1122 Hamiltonian Cycle (25 分)
The "Hamilton cycle problem" is to find a simple cycle that contains every vertex in a graph. Such a cycle is called a "Hamiltonian cycle".
In this problem, you are supposed to tell if a given cycle is a Hamiltonian cycle.
Input Specification:
Each input file contains one test case. For each case, the first line contains 2 positive integers N (2<N≤200), the number of vertices, and M, the number of edges in an undirected graph.

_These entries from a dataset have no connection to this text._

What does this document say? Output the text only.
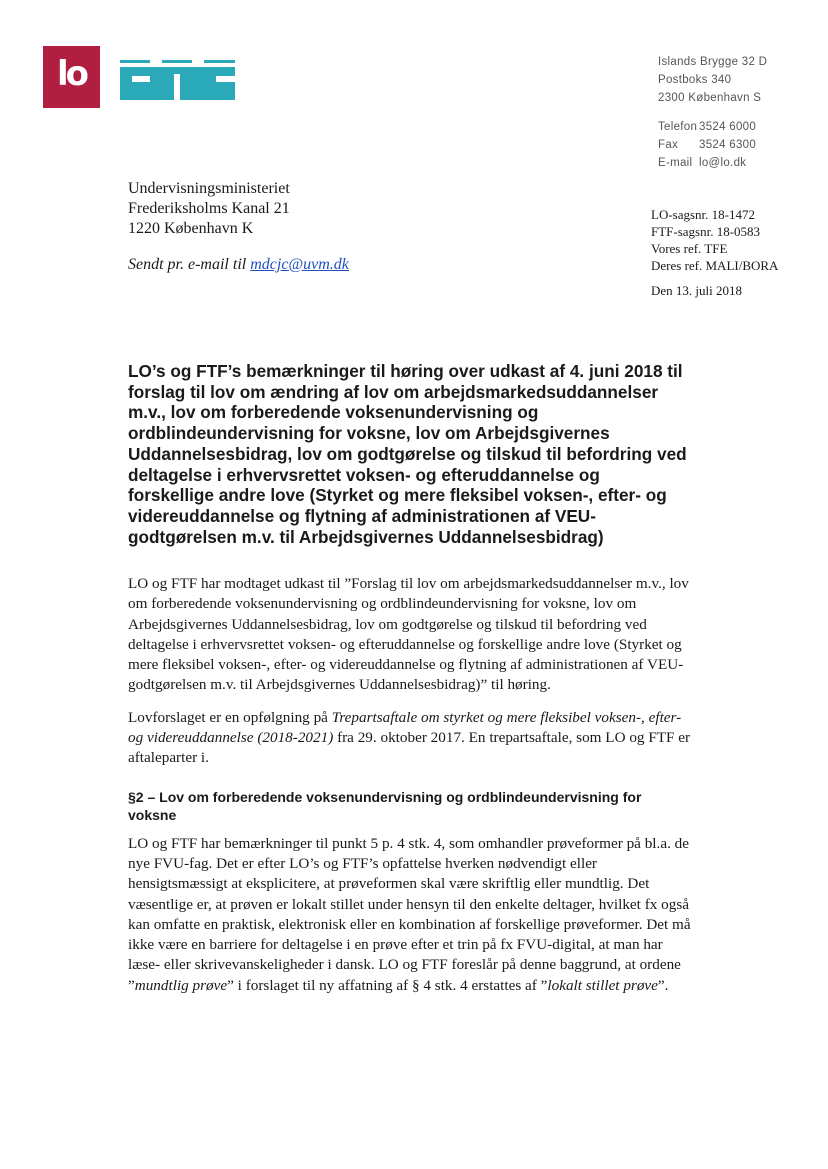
lo	Islands Brygge 32 D
Postboks 340
2300 København S
Telefon 3524 6000
Fax	3524 6300
E-mail lo@lo.dk
Undervisningsministeriet
Frederiksholms Kanal 21
1220 København K
Sendt pr. e-mail til mdcjc@uvm.dk
LO-sagsnr. 18-1472
FTF-sagsnr. 18-0583
Vores ref. TFE
Deres ref. MALI/BORA
Den 13. juli 2018
LO’s og FTF’s bemærkninger til høring over udkast af 4. juni 2018 til forslag til lov om ændring af lov om arbejdsmarkedsuddannelser m.v., lov om forberedende voksenundervisning og ordblindeundervisning for voksne, lov om Arbejdsgivernes Uddannelsesbidrag, lov om godtgørelse og tilskud til befordring ved deltagelse i erhvervsrettet voksen- og efteruddannelse og forskellige andre love (Styrket og mere fleksibel voksen-, efter- og videreuddannelse og flytning af administrationen af VEU-godtgørelsen m.v. til Arbejdsgivernes Uddannelsesbidrag)

LO og FTF har modtaget udkast til ”Forslag til lov om arbejdsmarkedsuddannelser m.v., lov om forberedende voksenundervisning og ordblindeundervisning for voksne, lov om Arbejdsgivernes Uddannelsesbidrag, lov om godtgørelse og tilskud til befordring ved deltagelse i erhvervsrettet voksen- og efteruddannelse og forskellige andre love (Styrket og mere fleksibel voksen-, efter- og videreuddannelse og flytning af administrationen af VEU-godtgørelsen m.v. til Arbejdsgivernes Uddannelsesbidrag)” til høring.

Lovforslaget er en opfølgning på Trepartsaftale om styrket og mere fleksibel voksen-, efter- og videreuddannelse (2018-2021) fra 29. oktober 2017. En trepartsaftale, som LO og FTF er aftaleparter i.

§2 – Lov om forberedende voksenundervisning og ordblindeundervisning for voksne

LO og FTF har bemærkninger til punkt 5 p. 4 stk. 4, som omhandler prøveformer på bl.a. de nye FVU-fag. Det er efter LO’s og FTF’s opfattelse hverken nødvendigt eller hensigtsmæssigt at eksplicitere, at prøveformen skal være skriftlig eller mundtlig. Det væsentlige er, at prøven er lokalt stillet under hensyn til den enkelte deltager, hvilket fx også kan omfatte en praktisk, elektronisk eller en kombination af forskellige prøveformer. Det må ikke være en barriere for deltagelse i en prøve efter et trin på fx FVU-digital, at man har læse- eller skrivevanskeligheder i dansk. LO og FTF foreslår på denne baggrund, at ordene ”mundtlig prøve” i forslaget til ny affatning af § 4 stk. 4 erstattes af ”lokalt stillet prøve”.
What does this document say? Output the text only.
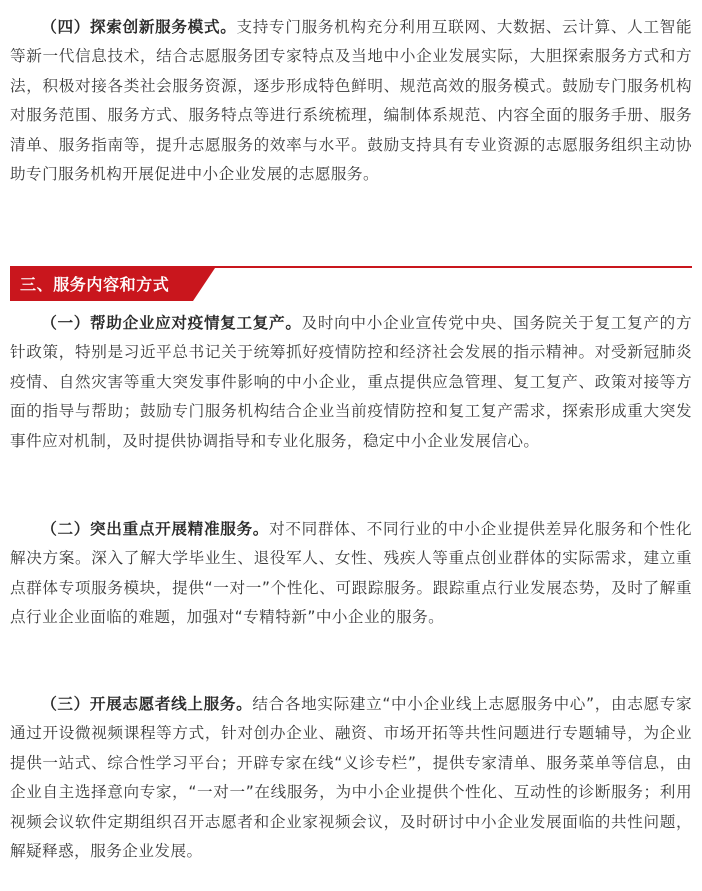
（四）探索创新服务模式。支持专门服务机构充分利用互联网、大数据、云计算、人工智能等新一代信息技术，结合志愿服务团专家特点及当地中小企业发展实际，大胆探索服务方式和方法，积极对接各类社会服务资源，逐步形成特色鲜明、规范高效的服务模式。鼓励专门服务机构对服务范围、服务方式、服务特点等进行系统梳理，编制体系规范、内容全面的服务手册、服务清单、服务指南等，提升志愿服务的效率与水平。鼓励支持具有专业资源的志愿服务组织主动协助专门服务机构开展促进中小企业发展的志愿服务。

三、服务内容和方式

（一）帮助企业应对疫情复工复产。及时向中小企业宣传党中央、国务院关于复工复产的方针政策，特别是习近平总书记关于统筹抓好疫情防控和经济社会发展的指示精神。对受新冠肺炎疫情、自然灾害等重大突发事件影响的中小企业，重点提供应急管理、复工复产、政策对接等方面的指导与帮助；鼓励专门服务机构结合企业当前疫情防控和复工复产需求，探索形成重大突发事件应对机制，及时提供协调指导和专业化服务，稳定中小企业发展信心。

（二）突出重点开展精准服务。对不同群体、不同行业的中小企业提供差异化服务和个性化解决方案。深入了解大学毕业生、退役军人、女性、残疾人等重点创业群体的实际需求，建立重点群体专项服务模块，提供“一对一”个性化、可跟踪服务。跟踪重点行业发展态势，及时了解重点行业企业面临的难题，加强对“专精特新”中小企业的服务。

（三）开展志愿者线上服务。结合各地实际建立“中小企业线上志愿服务中心”，由志愿专家通过开设微视频课程等方式，针对创办企业、融资、市场开拓等共性问题进行专题辅导，为企业提供一站式、综合性学习平台；开辟专家在线“义诊专栏”，提供专家清单、服务菜单等信息，由企业自主选择意向专家，“一对一”在线服务，为中小企业提供个性化、互动性的诊断服务；利用视频会议软件定期组织召开志愿者和企业家视频会议，及时研讨中小企业发展面临的共性问题，解疑释惑，服务企业发展。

Then M lines follow, each describes an edge in the format Vertex1 Vertex2, where the vertices are numbered from 1 to N. The next line gives a positive integer K which is the number of queries, followed by K lines of queries, each in the format:
n V1 V2 ... Vn
where n is the number of vertices in the list, and Vi's are the vertices on a path.
Output Specification:
For each query, print in a line YES if the path does form a Hamiltonian cycle, or NO if not.
Sample Input:
6 10
6 2
3 4
1 5
2 5
3 1
4 1
1 6
6 3
1 2
4 5
6
7 5 1 4 3 6 2 5
6 5 1 4 3 6 2
9 6 2 1 6 3 4 5 2 6
4 1 2 5 1
7 6 1 3 4 5 2 6
7 6 1 2 5 4 3 1
Sample Output:
YES
NO
NO
NO
YES
NO
本来做好大战一场了,以为会遇到超时啦,内存了等错误,没想到直接a了,标准的水题...............
#include<iostream>
#include<string>
#include<vector>
using namespace std;
int main(){
int n,m;
int mp[500][500]={0};
cin >> n >> m;
for(int i = 0;i < m;i++){
int a,b;
cin >> a >> b;
mp[a][b] = mp[b][a] = 1;
}
int k;
cin >> k;
while(k--){
int nv;
bool flag = true;
cin >> nv;
int a[500]={0};
vector<int> book(n+1,0);
for(int i = 0;i < nv;i++){
cin >> a[i];
}
if(a[0] != a[nv-1] || nv != n+1){
cout << "NO" << endl;
}else{
for(int i = 1;i < nv;i++){
if(mp[a[i-1]][a[i]] != 1){
flag = false;
break;
}
book[a[i]] = 1;
}
for(int i = 1;i <= n;i++){
if(!book[i]){
flag=false;
break;
}
}
if(flag==false){
cout << "NO" << endl;
}else{
cout << "YES" << endl;
}
}
}
return 0;
}